Le patron de X a fait de son combat pour la liberté d’expression un bras de fer politique en attaquant des gouvernements de gauche (Australie, Brésil, Angleterre) et l’Union européenne. Accusé de trafiquer l’algorithme de sa plateforme pour diffuser sa bonne parole, ce qui reste à prouver, il se livre surtout à un numéro d’ingérence.

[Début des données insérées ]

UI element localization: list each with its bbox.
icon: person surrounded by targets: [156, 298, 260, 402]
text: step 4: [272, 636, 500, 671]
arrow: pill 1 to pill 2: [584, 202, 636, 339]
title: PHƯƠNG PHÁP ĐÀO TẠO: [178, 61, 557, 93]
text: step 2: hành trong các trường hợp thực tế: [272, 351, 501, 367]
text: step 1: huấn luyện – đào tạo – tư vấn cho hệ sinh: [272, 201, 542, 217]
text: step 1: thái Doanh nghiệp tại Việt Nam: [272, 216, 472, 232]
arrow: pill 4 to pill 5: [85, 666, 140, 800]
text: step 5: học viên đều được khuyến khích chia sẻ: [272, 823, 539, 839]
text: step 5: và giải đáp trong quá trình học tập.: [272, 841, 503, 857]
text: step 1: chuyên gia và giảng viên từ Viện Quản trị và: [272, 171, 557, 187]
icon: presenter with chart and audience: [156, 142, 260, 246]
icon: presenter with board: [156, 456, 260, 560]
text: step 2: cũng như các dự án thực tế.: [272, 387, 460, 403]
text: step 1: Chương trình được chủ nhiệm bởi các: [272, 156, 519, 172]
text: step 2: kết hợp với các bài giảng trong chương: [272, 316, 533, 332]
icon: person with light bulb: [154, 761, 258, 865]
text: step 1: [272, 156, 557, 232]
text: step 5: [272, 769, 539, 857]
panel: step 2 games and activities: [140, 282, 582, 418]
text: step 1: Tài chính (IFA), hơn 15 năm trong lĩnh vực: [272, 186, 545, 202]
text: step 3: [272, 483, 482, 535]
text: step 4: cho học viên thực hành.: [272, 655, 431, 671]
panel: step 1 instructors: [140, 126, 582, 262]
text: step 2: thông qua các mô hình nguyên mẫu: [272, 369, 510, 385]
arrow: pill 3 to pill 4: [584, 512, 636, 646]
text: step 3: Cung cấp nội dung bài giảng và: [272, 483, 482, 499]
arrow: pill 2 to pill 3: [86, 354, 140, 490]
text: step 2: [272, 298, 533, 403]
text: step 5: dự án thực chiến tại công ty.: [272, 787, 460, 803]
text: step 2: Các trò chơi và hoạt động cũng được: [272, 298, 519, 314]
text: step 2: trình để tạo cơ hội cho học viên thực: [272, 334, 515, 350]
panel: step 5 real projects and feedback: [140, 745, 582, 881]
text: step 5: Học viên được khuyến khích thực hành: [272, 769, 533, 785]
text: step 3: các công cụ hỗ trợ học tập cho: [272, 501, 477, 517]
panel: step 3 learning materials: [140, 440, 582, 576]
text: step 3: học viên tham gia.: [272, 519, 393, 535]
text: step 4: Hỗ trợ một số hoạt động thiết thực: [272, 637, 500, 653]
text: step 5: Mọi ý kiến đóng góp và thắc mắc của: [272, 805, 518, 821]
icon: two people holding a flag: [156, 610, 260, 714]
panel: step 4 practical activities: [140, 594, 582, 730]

« Un milliardaire arrogant », « un fieffé menteur », « le troll », le soutien d’« une internationale réactionnaire », « Fuck you ! ». Voici quelques commentaires qu’Elon Musk a inspirés respectivement à Anthony Albanese (le Premier ministre australien), Thierry Breton, Olaf Scholz, Emmanuel Macron et à la femme du président brésilien, Lula. Musk, lui, sur sa plateforme X, a qualifié les autorités australiennes de « fascistes d’extrême gauche », Alexandre de Moraes, le président du Tribunal suprême fédéral au Brésil, de « Dark Vador », Scholz d’« idiot incompétent » et Breton de « dictateur de l’Europe ».
Ces amabilités sont la conséquence de ce que le propriétaire de la plateforme X prétend être son grand combat pour la liberté d’expression. Les échanges prennent une forme aussi hyperbolique parce que, au milieu du charivari des réseaux sociaux, seuls ceux qui crient fort sont entendus et deviennent influents. Pour être « amplifié » par un algorithme, c’est-à-dire reposté suffisamment de fois pour devenir viral, un post politique doit souvent susciter un faisceau d’émotions fortes – indignation et mépris à l’égard d’un adversaire dénoncé, jouissance face à sa déconfiture imaginée… Il règne en ligne une concurrence féroce pour attirer l’attention générale. Si Musk défend la liberté d’expression sur son réseau, il montre par son insolence comment exploiter cette liberté. Ou plutôt, il semble vouloir exploiter cette liberté pour le compte des autres. Quand, le 6 novembre, il annonce la fin du règne des médias traditionnels en déclarant à ses plus de 214 millions d’abonnés, « Vous êtes les médias maintenant », en fait c’est lui, le gros poisson aux posts viraux, le richard capable de tenir tête aux grands de ce monde, le pote de Donald Trump, qui entraîne les autres, les petits, avec lui. Car son combat pour la liberté d’expression véhicule un combat politique. Au cours des dix dernières années, la liberté de parole est devenue la grande cause de la droite, face à la gauche qui promeut la cancel culture et accuse ses adversaires de répandre des fake news et des théories du complot. Ainsi, Musk se présente-t-il comme le défenseur des peuples occidentaux contre le poison idéologique de la gauche. À ce titre, il se permet des ingérences scandaleuses dans les affaires gouvernementales d’autres pays.